Friday, July 20, 2012

Waktu Berbuka Puasa dan Makan Sahur

Image Berbuka Puasa
Sumber: flickr.com

Puasa adalah menahan diri dari hal-hal yang membatalkan puasa, dari waktu fajar hingga matahari tenggelam (waktu maghrib). Semua orang mungkin sudah tahu akan hal ini. Namun, banyak orang yang bertanya-tanya, kapan sebenarnya waktu ajar itu? Apakah adzan subuh, atau sebelumnya? Demikian juga dengan waktu berbuka puasa. Apakah orang yang berpuasa hanya boleh berbuka puasa jika dia telah mendengar adzan? Atau apa patokan yang sebenarnya?
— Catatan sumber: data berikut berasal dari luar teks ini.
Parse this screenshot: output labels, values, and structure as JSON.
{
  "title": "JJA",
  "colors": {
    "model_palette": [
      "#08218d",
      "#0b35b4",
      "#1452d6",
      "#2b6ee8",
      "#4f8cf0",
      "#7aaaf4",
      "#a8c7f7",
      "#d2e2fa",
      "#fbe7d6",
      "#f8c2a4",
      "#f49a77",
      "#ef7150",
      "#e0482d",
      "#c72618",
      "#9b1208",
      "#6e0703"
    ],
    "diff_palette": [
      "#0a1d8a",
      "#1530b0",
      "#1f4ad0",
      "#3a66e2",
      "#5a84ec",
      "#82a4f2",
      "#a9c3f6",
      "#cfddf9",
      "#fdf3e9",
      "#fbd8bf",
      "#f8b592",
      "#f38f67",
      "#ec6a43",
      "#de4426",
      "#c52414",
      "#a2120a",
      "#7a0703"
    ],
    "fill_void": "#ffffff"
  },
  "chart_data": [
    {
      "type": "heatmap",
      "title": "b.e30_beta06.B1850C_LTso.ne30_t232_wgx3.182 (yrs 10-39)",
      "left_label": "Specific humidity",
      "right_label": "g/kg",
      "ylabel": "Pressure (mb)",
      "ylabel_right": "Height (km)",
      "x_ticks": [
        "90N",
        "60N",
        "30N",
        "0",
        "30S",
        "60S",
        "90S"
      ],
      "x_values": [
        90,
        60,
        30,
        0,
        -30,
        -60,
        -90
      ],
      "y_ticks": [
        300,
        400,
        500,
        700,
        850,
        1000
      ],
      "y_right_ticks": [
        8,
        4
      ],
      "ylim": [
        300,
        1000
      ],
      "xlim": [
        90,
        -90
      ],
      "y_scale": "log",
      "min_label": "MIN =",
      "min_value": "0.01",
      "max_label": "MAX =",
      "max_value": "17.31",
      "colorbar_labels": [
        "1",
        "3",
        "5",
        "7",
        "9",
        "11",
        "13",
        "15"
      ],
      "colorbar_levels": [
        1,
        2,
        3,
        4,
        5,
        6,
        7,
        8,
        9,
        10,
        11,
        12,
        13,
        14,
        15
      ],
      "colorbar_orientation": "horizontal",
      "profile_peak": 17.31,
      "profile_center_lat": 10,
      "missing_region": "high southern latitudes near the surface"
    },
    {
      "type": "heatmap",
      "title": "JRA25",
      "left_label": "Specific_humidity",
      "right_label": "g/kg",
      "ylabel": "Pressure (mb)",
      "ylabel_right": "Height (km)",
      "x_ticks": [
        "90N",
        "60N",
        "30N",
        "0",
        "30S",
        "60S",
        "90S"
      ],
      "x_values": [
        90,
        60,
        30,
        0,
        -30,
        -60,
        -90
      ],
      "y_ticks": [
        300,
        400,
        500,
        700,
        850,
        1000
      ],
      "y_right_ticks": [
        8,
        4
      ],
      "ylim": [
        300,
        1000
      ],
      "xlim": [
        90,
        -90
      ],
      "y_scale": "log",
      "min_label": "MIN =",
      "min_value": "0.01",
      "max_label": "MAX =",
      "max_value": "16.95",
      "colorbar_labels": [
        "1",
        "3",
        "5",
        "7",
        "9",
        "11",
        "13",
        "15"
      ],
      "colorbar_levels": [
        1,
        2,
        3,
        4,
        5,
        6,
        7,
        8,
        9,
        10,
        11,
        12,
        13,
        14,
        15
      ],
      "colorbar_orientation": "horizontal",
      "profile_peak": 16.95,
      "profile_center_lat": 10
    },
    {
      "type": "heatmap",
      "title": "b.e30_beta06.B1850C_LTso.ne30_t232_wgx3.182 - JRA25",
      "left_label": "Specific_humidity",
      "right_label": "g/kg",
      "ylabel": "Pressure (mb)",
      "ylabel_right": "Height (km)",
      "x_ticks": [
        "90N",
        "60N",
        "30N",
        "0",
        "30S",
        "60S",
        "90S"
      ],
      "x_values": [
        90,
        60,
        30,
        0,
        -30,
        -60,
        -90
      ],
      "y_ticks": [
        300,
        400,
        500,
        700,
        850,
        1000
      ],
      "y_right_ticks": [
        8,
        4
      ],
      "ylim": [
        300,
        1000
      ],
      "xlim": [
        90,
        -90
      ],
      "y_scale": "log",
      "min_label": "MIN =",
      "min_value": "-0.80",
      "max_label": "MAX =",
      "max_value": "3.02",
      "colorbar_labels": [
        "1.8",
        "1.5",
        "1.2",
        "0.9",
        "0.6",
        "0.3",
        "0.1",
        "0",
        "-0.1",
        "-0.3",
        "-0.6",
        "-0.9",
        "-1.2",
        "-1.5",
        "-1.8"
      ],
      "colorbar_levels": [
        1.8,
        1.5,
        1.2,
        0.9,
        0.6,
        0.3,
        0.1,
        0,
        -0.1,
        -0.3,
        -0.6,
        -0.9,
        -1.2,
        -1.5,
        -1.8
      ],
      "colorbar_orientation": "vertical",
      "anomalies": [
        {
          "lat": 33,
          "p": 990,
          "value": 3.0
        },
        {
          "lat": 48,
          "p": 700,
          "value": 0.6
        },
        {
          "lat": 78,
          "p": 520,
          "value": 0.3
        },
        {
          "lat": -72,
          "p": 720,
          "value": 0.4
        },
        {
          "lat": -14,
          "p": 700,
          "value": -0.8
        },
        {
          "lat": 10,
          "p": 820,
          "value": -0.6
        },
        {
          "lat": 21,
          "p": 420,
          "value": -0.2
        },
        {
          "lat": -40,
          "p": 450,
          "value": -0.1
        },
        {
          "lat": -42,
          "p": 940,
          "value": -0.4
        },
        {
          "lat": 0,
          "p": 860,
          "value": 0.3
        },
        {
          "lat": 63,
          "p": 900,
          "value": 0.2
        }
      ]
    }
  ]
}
Fatwa berikut ini akan menjawab pertanyaan: kapan sebenarnya waktu berbuka puasa dan makan sahur itu?
 Pertanyaan:
Kapan sebenarnya waktu berbuka puasa dan makan sahur?
Jawaban:
Waktu berbuka puasa dimulai sejak datangnya waktu malam. Allah Swt. berfirman, “Kemudian sempurnakanlah puasa itu sampai malam.” QS. Al-Baqarah: 187) Datangnya waktu malam ditandai dengan terbenamnya matahari. Diriwayatkan dari Abdullah bin Abi Aufa bahwa Rasulullah Saw. pernah bersabda,
“Jika kalian telah melihat malam datang dari arah  sana, maka orang yang berpuasa boleh berbuka.” Beliau mengatakan hal itu sambil menunjuk ke arah timur.[1]
Diriwayatkan dari Umar bin Khatab bahwa dia pernah bercerita: Rasulullah pernah bersabda,
“Jika malam telah datang dari arah sana, siang telah berlalu dari arah sana, dan matahari benar-benar telah tenggelam maka orang yang sedang berpuasa boleh berbuka.”[2]
Orang-orang biasanya menunggu sampai azan maghrib karena mereka tidak mengetahui waktu. Oleh karena itu, orang yang mengetahui waktu, jika dia yakin telah datang waktu malam, dia boleh berbuka puasa, meskipun dia belum mendengar azan. Orang yang sedang berpuasa juga boleh berbuka berdasarkan azan di radio, meskipun masjid di daerahnya belum mengumandangkan azan. Sementara orang-orang yang berada di suatu masjid juga boleh berbuka berdasarkan azan di radio atau azan di masjid lain.
Adapun waktu imsak, ia dimulai dari datangnya fajar shadiq. Allah Swt. berfirman,
“Makan dan minumlah hingga terang bagimu benang putih dari benang hitam, yaitu waktu fajar.” (QS. Al-Baqarah: 187)
Diriwayatkan bahwa Abdullah bin Umar pernah bercerita: Rasulullah bersabda, “Sesungguhnya Bilal mengumandangkan azan di waktu malam.[3] Untuk itu, makan dan minumlah sampai waktu azan.” Atau beliau bersabda, “Sampai kalian mendengar azan Ibnu Umu Maktum.”
Ibnu Umu Maktum adalah seorang lelaki yang matanya buta. Dia tidak akan mengumandangkan azan sampai ada seseorang berkata kepadanya: Telah datang waktu pagi.[4]
Diriwayatkan dari Samurah bin Jundub bahwa dia pernah bercerita: Rasulullah Saw. pernah bersabda, “Kalian tak perlu menghentikan sahur hanya karena azan Bilal atau fajar mustathil (fajar kadzib). Akan tetapi, kalian harus menghentikan sahur jika telah datang fajar mustadir (fajar shadiq) di langit.”[5]
Jadi, seorang mukalaf boleh makan dan minum sampa azan shalat subuh. Akan tetapi dia disunahkan untuk menghentikan makan dan minum sebelumnya untuk berjaga-jaga dan terbebas dari perbedaan pendapat. Juga, karena hal itu lebih baik bagi puasa. Karena orang yang sedang sahur bisa makan dengan santai dan tidak khawatir akan melewati waktu fajar.
Oleh karena itu, seorang muslim hendaknya memahami kebiasaan temannya dan tidak mengundang fitnah bagi mereka. Dia hendaknya menghindarkan dirinya dari tuduhan buruk, serta menggunakan kebijaksanaan dalam mendidik orang lain.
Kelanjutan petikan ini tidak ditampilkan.